Las familias dejaron al escritor el sumario abierto en 1974 “mal instruido y cerrado también pocos años después, con la amnistía de 1976” y a partir de “unos hechos inconexos”, este acabó convirtiendo el crimen en literatura.

Recreando la atmósfera social y política que envolvía en 1973 el sur de Francia, donde los terroristas se preparaban para atentar contra la dictadura española, la novela narra con detalle aquella noche del 24 de marzo cuando, de regreso a España en el Austin blanco de José Humberto con matrícula de A Coruña, los tres amigos paran en un par de discotecas. García Ortega sitúa el primer alto en el camino en La Licorne, en donde un grupo de etarras “los confunde con policías españoles”. Y cuenta cómo cinco de estos etarras, liderados por Pérez Revilla, alias Hueso, los siguen hasta una segunda discoteca, La Tupiña, en donde los abordan.

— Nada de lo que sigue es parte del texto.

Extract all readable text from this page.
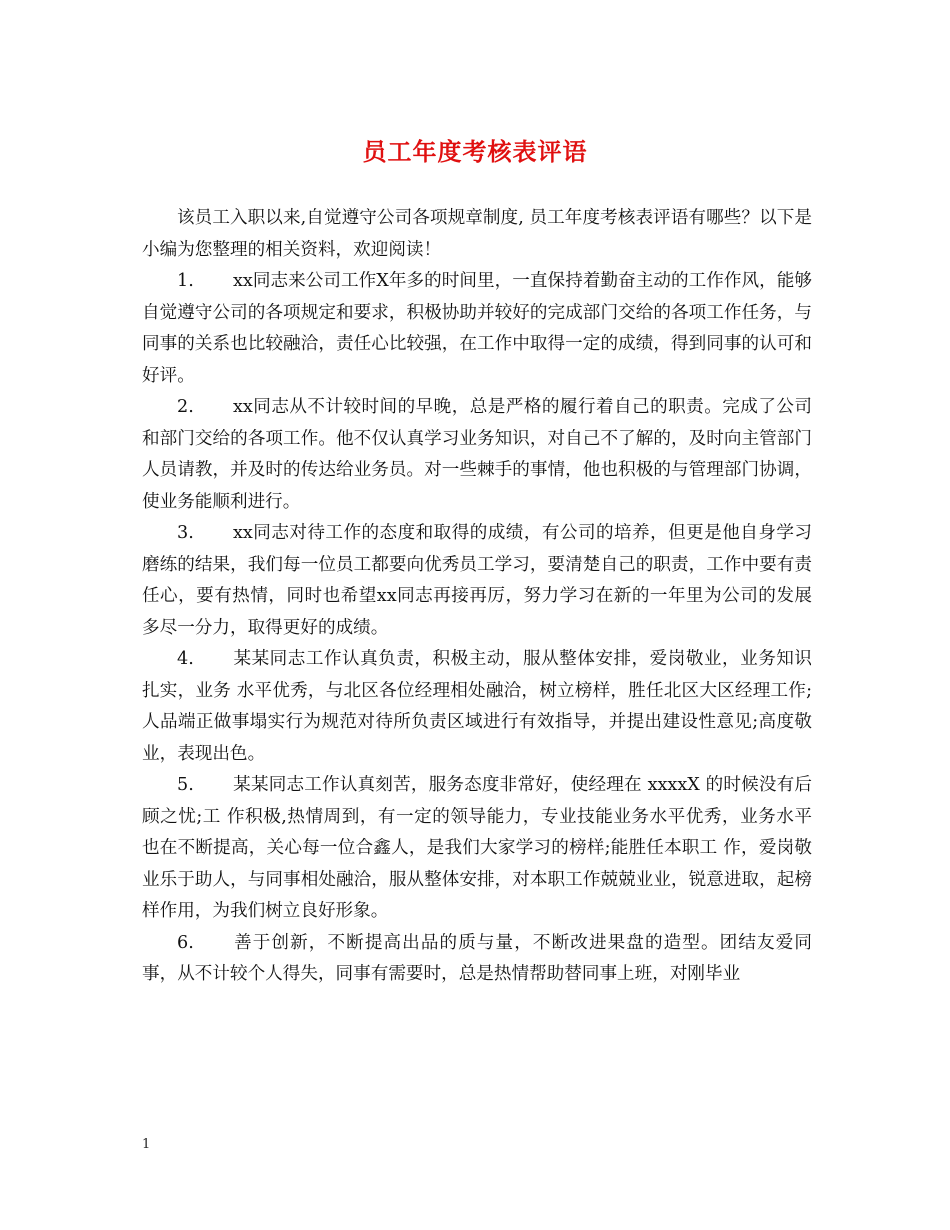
员工年度考核表评语

该员工入职以来,自觉遵守公司各项规章制度, 员工年度考核表评语有哪些？以下是小编为您整理的相关资料，欢迎阅读！

1. xx同志来公司工作X年多的时间里，一直保持着勤奋主动的工作作风，能够自觉遵守公司的各项规定和要求，积极协助并较好的完成部门交给的各项工作任务，与同事的关系也比较融洽，责任心比较强，在工作中取得一定的成绩，得到同事的认可和好评。

2. xx同志从不计较时间的早晚，总是严格的履行着自己的职责。完成了公司和部门交给的各项工作。他不仅认真学习业务知识，对自己不了解的，及时向主管部门人员请教，并及时的传达给业务员。对一些棘手的事情，他也积极的与管理部门协调，使业务能顺利进行。

3. xx同志对待工作的态度和取得的成绩，有公司的培养，但更是他自身学习磨练的结果，我们每一位员工都要向优秀员工学习，要清楚自己的职责，工作中要有责任心，要有热情，同时也希望xx同志再接再厉，努力学习在新的一年里为公司的发展多尽一分力，取得更好的成绩。

4. 某某同志工作认真负责，积极主动，服从整体安排，爱岗敬业，业务知识扎实，业务 水平优秀，与北区各位经理相处融洽，树立榜样，胜任北区大区经理工作; 人品端正做事塌实行为规范对待所负责区域进行有效指导，并提出建设性意见;高度敬业，表现出色。

5. 某某同志工作认真刻苦，服务态度非常好，使经理在 xxxxX 的时候没有后顾之忧;工 作积极,热情周到，有一定的领导能力，专业技能业务水平优秀，业务水平 也在不断提高，关心每一位合鑫人，是我们大家学习的榜样;能胜任本职工 作，爱岗敬业乐于助人，与同事相处融洽，服从整体安排，对本职工作兢兢业业，锐意进取，起榜样作用，为我们树立良好形象。

6. 善于创新，不断提高出品的质与量，不断改进果盘的造型。团结友爱同事，从不计较个人得失，同事有需要时，总是热情帮助替同事上班，对刚毕业

1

Al no obtener la confesión de que eran policías españoles los agreden, primero en el aparcamiento de la propia discoteca y después en una playa cercana en donde Jorge Juan García Carneiro muere a consecuencia de un golpe brutal.

El libro explica la reacción ante el descontrol generado: los llevan al caserío de un líder nacionalista para obligarles a decir todo lo que sabían: nada. Con la Operación Ogro en marcha, ETA quería saber si la policía estaba alertada.

Adolfo García Ortega sitúa la tortura y posterior asesinato de José Humberto Fouz y Fernando Quiroga en ese caserío pero no así los cuerpos, que nunca aparecieron. La novela aventura, no obstante, un posible lugar para esa tumba en el aire.

“Un limbo moral y político”

El olvido de un triple crimen; el abandono de un hecho real que ha acabado colgado de “un limbo moral y político”. Eso conmovió a Adolfo García Ortega y lo llevó a restituir, mediante la ficción, la memoria de las tres víctimas jamás reivindicadas por ETA pese a que algunos de sus miembros confesaron que había sido obra del grupo armado.

Tras investigar durante dos años en el sur de Francia y en el País Vasco, el autor ha completado desde la ficción una tragedia documentada: la de uno de los primeros asesinatos de la banda terrorista nunca esclarecido. Y para construir el relato, no solo ha recuperado las figuras de las víctimas, sino también las de sus asesinos. “Ni unos ni otros deben ser olvidados”, sostiene.